JL: Switching careers. Going from book publishing to film was definitely the hardest thing. Book publishing is a world where you work your way up. The film industry is so complex, and it is constantly surprising. It can really knock your ego out and your sense of your abilities, and you have to take that out of the equation, because it doesn't matter if it's the best script you've ever written. What it takes to get a film made is so complicated. Every time you get the "no," you have to be able to not let it affect you. That's the hardest part.
PS: Who are your mentors?
JL: I have been lucky here that I've gotten to work with John Lasseter. Frozen meant a lot to him, so I had many moments where he took the time to work with me. But I feel like I have a mentor in each department here. There was not anyone who didn't welcome me and then say, "Let me introduce you to what it takes to tech animation, what lighting consists of, what our challenges are." There were two professors, Andy Bienen, who wrote Boys Don't Cry, and Eric Mendelsohn — Judy Berlin was one of the films; he won Sundance for that — and I just saw them in New York last weekend. I still have all their notes from class on my desk.
PS: What are three things you can't live without?
JL: My daughter, obviously, number one. Films. I guess hand in hand with that is music. I've been playing a lot with Mumford & Sons. I love Daft Punk. U2 will forever be it, because they're like my first love. I've got a little bit of Shakira on my iPad. I made a mix when I was in New York when I was there for the week, because I love when I'm out on the streets with the music playing.
PS: How do you relax or shut off at the end of a long workday?
JL: To shut off at night, I actually put on a TV show. I like to find a drama or something I've never watched and then have the whole thing play. Sometimes I'll fall asleep, but it will take a while. I love getting in bed, putting it on the computer, and just kind of let it wash over me a little bit. Kind of to get out of my own head.
PS: Are there any pet projects or dream stories that you want to bring to life?

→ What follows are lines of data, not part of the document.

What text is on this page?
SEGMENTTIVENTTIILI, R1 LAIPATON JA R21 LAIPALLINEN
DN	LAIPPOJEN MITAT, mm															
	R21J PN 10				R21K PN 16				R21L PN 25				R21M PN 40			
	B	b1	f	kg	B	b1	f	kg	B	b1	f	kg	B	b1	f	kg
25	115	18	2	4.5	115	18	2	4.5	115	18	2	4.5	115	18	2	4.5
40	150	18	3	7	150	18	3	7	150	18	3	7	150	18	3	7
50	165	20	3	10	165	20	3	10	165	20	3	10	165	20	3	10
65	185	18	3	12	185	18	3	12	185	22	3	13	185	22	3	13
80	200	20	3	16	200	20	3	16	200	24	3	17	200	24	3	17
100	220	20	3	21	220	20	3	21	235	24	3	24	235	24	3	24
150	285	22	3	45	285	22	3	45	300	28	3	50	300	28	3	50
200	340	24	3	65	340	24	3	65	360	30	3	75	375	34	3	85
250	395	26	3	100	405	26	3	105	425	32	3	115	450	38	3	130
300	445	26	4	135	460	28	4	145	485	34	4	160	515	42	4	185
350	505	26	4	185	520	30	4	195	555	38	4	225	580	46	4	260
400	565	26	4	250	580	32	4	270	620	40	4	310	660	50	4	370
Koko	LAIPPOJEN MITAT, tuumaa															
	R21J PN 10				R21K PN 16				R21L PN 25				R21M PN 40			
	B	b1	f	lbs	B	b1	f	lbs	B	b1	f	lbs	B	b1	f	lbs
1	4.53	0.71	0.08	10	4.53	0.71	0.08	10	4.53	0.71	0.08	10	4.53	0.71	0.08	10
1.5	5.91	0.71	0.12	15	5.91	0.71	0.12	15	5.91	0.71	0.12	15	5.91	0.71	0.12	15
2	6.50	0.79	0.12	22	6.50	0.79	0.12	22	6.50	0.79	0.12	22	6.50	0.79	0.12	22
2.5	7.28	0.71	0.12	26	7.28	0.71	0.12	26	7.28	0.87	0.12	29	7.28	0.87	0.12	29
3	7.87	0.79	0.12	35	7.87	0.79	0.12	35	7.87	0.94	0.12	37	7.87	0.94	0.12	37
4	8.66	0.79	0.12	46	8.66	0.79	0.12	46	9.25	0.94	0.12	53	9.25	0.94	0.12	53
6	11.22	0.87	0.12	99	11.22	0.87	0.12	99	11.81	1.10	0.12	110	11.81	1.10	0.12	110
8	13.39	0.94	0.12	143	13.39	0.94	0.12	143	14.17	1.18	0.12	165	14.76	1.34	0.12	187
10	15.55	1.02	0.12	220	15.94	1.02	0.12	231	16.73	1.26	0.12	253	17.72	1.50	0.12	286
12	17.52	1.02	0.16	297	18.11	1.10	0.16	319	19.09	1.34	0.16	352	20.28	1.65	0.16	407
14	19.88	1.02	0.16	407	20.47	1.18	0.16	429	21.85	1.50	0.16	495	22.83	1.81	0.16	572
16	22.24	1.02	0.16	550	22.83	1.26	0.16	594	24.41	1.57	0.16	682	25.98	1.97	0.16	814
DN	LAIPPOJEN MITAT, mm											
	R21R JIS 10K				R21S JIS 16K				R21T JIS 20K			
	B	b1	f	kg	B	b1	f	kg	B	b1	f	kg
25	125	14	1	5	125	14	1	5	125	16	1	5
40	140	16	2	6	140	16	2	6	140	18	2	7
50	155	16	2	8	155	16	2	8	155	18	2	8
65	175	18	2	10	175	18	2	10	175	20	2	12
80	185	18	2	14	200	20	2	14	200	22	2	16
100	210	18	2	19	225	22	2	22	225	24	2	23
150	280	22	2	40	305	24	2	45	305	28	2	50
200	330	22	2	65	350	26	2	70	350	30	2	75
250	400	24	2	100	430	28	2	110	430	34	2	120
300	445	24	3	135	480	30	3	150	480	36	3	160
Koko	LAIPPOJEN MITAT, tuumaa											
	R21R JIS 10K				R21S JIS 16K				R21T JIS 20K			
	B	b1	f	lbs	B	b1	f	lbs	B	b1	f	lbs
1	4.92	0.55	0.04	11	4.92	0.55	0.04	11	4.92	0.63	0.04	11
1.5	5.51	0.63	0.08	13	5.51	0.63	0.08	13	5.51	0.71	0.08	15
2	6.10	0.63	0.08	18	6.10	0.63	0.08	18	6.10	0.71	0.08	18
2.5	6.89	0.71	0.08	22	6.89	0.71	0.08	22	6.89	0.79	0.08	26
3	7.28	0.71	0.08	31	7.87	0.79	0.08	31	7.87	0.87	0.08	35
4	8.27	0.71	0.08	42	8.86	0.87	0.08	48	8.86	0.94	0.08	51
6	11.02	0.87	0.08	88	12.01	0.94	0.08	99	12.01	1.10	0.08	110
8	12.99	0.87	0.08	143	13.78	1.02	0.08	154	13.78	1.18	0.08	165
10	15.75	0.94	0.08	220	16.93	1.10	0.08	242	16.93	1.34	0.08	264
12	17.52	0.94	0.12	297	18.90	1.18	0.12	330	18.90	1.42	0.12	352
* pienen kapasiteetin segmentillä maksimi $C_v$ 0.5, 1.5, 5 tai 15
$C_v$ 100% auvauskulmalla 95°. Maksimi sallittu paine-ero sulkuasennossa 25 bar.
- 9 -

JL: I do have a need for socially conscious films. I respond to those. But my slight obsession is science fiction. Science fiction, to do it well, is one of the hardest things. I don't know if I'm ready, and I only want to do it when I can do it exactly right.
PS: What's your favorite movie or a movie that inspired you to get into film?

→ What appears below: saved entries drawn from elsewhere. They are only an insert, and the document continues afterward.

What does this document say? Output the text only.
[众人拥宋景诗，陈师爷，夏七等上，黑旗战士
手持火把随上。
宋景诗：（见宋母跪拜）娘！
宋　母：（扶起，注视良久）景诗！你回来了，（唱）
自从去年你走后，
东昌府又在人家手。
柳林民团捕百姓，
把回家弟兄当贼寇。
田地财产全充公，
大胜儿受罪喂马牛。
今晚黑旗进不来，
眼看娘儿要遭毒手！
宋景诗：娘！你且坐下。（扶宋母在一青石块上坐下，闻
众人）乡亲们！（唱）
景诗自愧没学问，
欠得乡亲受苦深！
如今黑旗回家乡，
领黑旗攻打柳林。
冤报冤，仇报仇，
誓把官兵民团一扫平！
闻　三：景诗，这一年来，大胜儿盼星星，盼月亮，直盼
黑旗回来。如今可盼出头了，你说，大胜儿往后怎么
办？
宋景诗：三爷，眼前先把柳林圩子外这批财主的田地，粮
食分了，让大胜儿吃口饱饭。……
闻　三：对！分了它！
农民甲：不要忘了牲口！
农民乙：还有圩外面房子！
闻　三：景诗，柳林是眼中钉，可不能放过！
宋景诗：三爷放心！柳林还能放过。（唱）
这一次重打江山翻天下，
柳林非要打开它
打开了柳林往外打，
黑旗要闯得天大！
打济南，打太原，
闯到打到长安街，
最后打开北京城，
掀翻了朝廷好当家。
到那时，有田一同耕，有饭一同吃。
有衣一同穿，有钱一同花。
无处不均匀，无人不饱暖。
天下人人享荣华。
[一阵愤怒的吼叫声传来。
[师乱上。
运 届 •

JL: It's actually When Harry Met Sally. I think that's one of the most perfectly written screenplays. I think it's timeless. Other scripts I'll read, but it's the one I always have with me. I'm going to go to the ones that I trust, and that film? I think it's perfect.
PS: What would your advice for a 25-year-old woman trying to follow in your career path be?

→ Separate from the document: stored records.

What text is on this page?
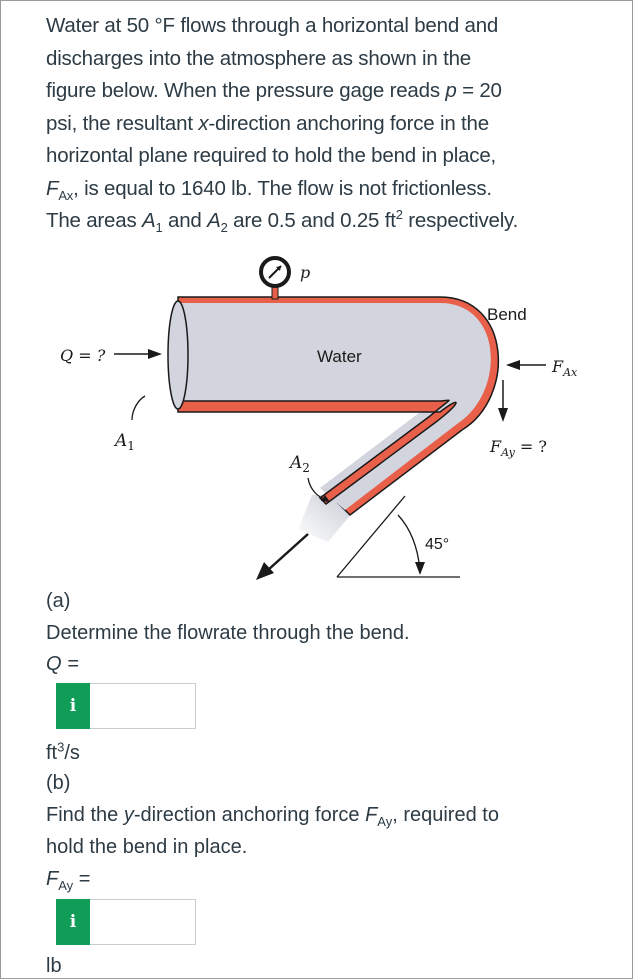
Water at 50 °F flows through a horizontal bend and
discharges into the atmosphere as shown in the
figure below. When the pressure gage reads p = 20
psi, the resultant x-direction anchoring force in the
horizontal plane required to hold the bend in place,
$F_{Ax}$, is equal to 1640 lb. The flow is not frictionless.
The areas $A_1$ and $A_2$ are 0.5 and 0.25 $ft^2$ respectively.
p
Bend
Water
Q = ?
$A_1$
$A_2$
$F_{Ax}$
$F_{Ay}$ = ?
45°
(a)
Determine the flowrate through the bend.
Q =
i
$ft^3/s$
(b)
Find the y-direction anchoring force $F_{Ay}$, required to
hold the bend in place.
$F_{Ay}$ =
i
lb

JL: Don't lose faith in what you are trying to do, even though you will get pummeled emotionally left and right. There are a lot of "nos" to any "yes." And that's OK.
PS: What would your advice to your 25-year-old self be?
JL: Get out of your own way. It is a confidence thing. What I find holds women back is our doubt of ourselves. A lot of my male friends don't do that, and if they do, they know how to hide it. So maybe steal from them. It's OK to be completely flawed. That's everyone. Get out of your way with that.